MSNBC’s “Morning Joe” has been awash in reciting the consultants, pundits and columnists, and blaming the “woke backlash.”
But here are the facts.
Democrats and Vice President Harris hardly discussed trans issues—and I defy anyone to show me where anyone talked about pronouns—in this campaign. As Parker Malloy notes:
Kamala Harris and the Democratic Party as a whole barely even touched on trans rights during their campaign. They sidestepped any “trans rights” messaging entirely. In fact, they barely acknowledged trans people’s existence at all.
In October, Harris sat down with NBC News, and when asked whether she thought transgender Americans should have access to transition-related healthcare, she hedged. This wasn’t about minors, detainees, or prisoners—it was a question about the 1.6 million trans people in the U.S., including adults who have relied on this care for years. But she couldn’t bring herself to say a clear “yes.”
Just three days before the election, the Times’ Jeremy Peters wrote an article praising Harris’s “identity politics”-free campaign, particularly her avoidance of trans issues.
So, no, Democrats weren’t talking about trans issues. It was Republicans who were, as they have done in every election over the past 10 years or so, with little evidence of success.

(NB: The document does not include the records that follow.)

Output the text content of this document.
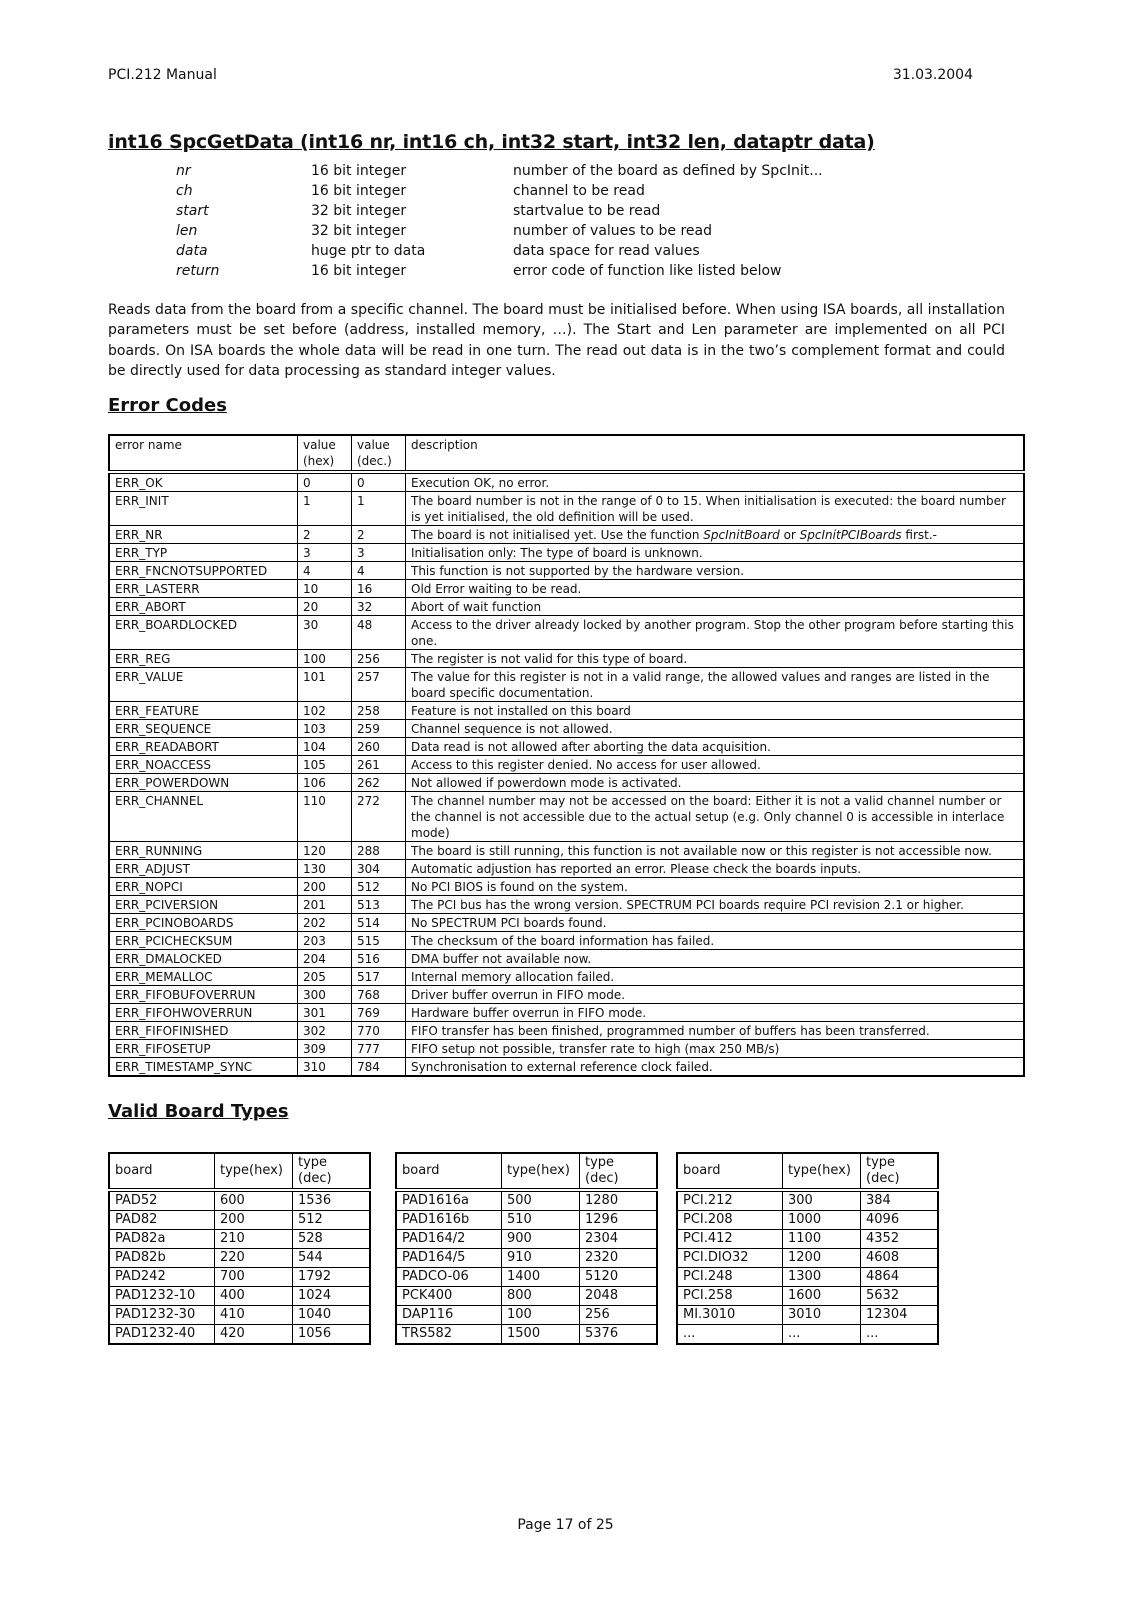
PCI.212 Manual	31.03.2004
int16 SpcGetData (int16 nr, int16 ch, int32 start, int32 len, dataptr data)
nr	16 bit integer	number of the board as defined by SpcInit...
ch	16 bit integer	channel to be read
start	32 bit integer	startvalue to be read
len	32 bit integer	number of values to be read
data	huge ptr to data	data space for read values
return	16 bit integer	error code of function like listed below
Reads data from the board from a specific channel. The board must be initialised before. When using ISA boards, all installation parameters must be set before (address, installed memory, …). The Start and Len parameter are implemented on all PCI boards. On ISA boards the whole data will be read in one turn. The read out data is in the two’s complement format and could be directly used for data processing as standard integer values.
Error Codes
error name	value (hex)	value (dec.)	description
ERR_OK	0	0	Execution OK, no error.
ERR_INIT	1	1	The board number is not in the range of 0 to 15. When initialisation is executed: the board number is yet initialised, the old definition will be used.
ERR_NR	2	2	The board is not initialised yet. Use the function SpcInitBoard or SpcInitPCIBoards first.-
ERR_TYP	3	3	Initialisation only: The type of board is unknown.
ERR_FNCNOTSUPPORTED	4	4	This function is not supported by the hardware version.
ERR_LASTERR	10	16	Old Error waiting to be read.
ERR_ABORT	20	32	Abort of wait function
ERR_BOARDLOCKED	30	48	Access to the driver already locked by another program. Stop the other program before starting this one.
ERR_REG	100	256	The register is not valid for this type of board.
ERR_VALUE	101	257	The value for this register is not in a valid range, the allowed values and ranges are listed in the board specific documentation.
ERR_FEATURE	102	258	Feature is not installed on this board
ERR_SEQUENCE	103	259	Channel sequence is not allowed.
ERR_READABORT	104	260	Data read is not allowed after aborting the data acquisition.
ERR_NOACCESS	105	261	Access to this register denied. No access for user allowed.
ERR_POWERDOWN	106	262	Not allowed if powerdown mode is activated.
ERR_CHANNEL	110	272	The channel number may not be accessed on the board: Either it is not a valid channel number or the channel is not accessible due to the actual setup (e.g. Only channel 0 is accessible in interlace mode)
ERR_RUNNING	120	288	The board is still running, this function is not available now or this register is not accessible now.
ERR_ADJUST	130	304	Automatic adjustion has reported an error. Please check the boards inputs.
ERR_NOPCI	200	512	No PCI BIOS is found on the system.
ERR_PCIVERSION	201	513	The PCI bus has the wrong version. SPECTRUM PCI boards require PCI revision 2.1 or higher.
ERR_PCINOBOARDS	202	514	No SPECTRUM PCI boards found.
ERR_PCICHECKSUM	203	515	The checksum of the board information has failed.
ERR_DMALOCKED	204	516	DMA buffer not available now.
ERR_MEMALLOC	205	517	Internal memory allocation failed.
ERR_FIFOBUFOVERRUN	300	768	Driver buffer overrun in FIFO mode.
ERR_FIFOHWOVERRUN	301	769	Hardware buffer overrun in FIFO mode.
ERR_FIFOFINISHED	302	770	FIFO transfer has been finished, programmed number of buffers has been transferred.
ERR_FIFOSETUP	309	777	FIFO setup not possible, transfer rate to high (max 250 MB/s)
ERR_TIMESTAMP_SYNC	310	784	Synchronisation to external reference clock failed.
Valid Board Types
board	type(hex)	type (dec)
PAD52	600	1536
PAD82	200	512
PAD82a	210	528
PAD82b	220	544
PAD242	700	1792
PAD1232-10	400	1024
PAD1232-30	410	1040
PAD1232-40	420	1056
board	type(hex)	type (dec)
PAD1616a	500	1280
PAD1616b	510	1296
PAD164/2	900	2304
PAD164/5	910	2320
PADCO-06	1400	5120
PCK400	800	2048
DAP116	100	256
TRS582	1500	5376
board	type(hex)	type (dec)
PCI.212	300	384
PCI.208	1000	4096
PCI.412	1100	4352
PCI.DIO32	1200	4608
PCI.248	1300	4864
PCI.258	1600	5632
MI.3010	3010	12304
...	...	...
Page 17 of 25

Republicans ran similar anti-trans ads in 2018, 2020, and 2022. In each of those elections, they lost big or saw no red wave, respectively. Moms for Liberty candidates for school board races across the country went after trans people in their “anti-woke” crusades and lost big in 2023. Governor Ron DeSantis of Florida ran as the ultimate “anti-woke” crusader in the Republican presidential primary race, and he crashed and burned.
So “anti-woke”—and let’s be clear, the entire “woke” thing is ludicrous—has not been a winner. But trans rights and LGBTQ rights in general actually have galvanized young voters, who embraced equality in elections over the past 10 years and helped put Democrats over the top. Backtracking on trans rights would hurt the party, particularly depressing the youth vote in the way that other causes, like the war in Gaza, have. But it would not be embraced by Democratic voters in general. Hayes Brown at MSNBC explains:
There’s no also evidence that pulling back on protecting trans rights would benefit Democrats. A recent survey from Data for Progress showed that a majority of voters are more likely to support a candidate supportive of transgender rights than one who opposes them. Those numbers are more encouraging when you see that includes 80% of Democrats and 46% of independent/third-party voters.
As I wrote last week, in late October, an independent study by Ground Media released a randomized control trial testing the effectiveness of Trump's anti-trans ads against other ads, and showed it did not have an impact on making people decide between Harris and Trump:
Despite the Trump campaign recently spending nearly $20 million to air anti-transgender TV ads over 55,000 times in battleground states, Ground Media’s study reveals that the ad fails to achieve its political goals. The study compared responses of those who saw the Trump ad to those who saw an unrelated ad, and revealed that the Trump ad yielded no statistically significant shift in voter choice, mobilization or likelihood to vote.
However, the study highlights a more harmful consequence for trans Americans: the ad significantly reduces public acceptance of trans people across nearly all demographics.
It should also be pointed out that, while the GOP spent hundreds of millions of dollars in anti-trans ads in 10 states, including against Democratic Senate candidates, Democrats retained their Senate seats in Wisconsin, Arizona, Nevada, and Michigan and won a slew of other down ballot races in North Carolina, Pennsylvania, and Wisconsin.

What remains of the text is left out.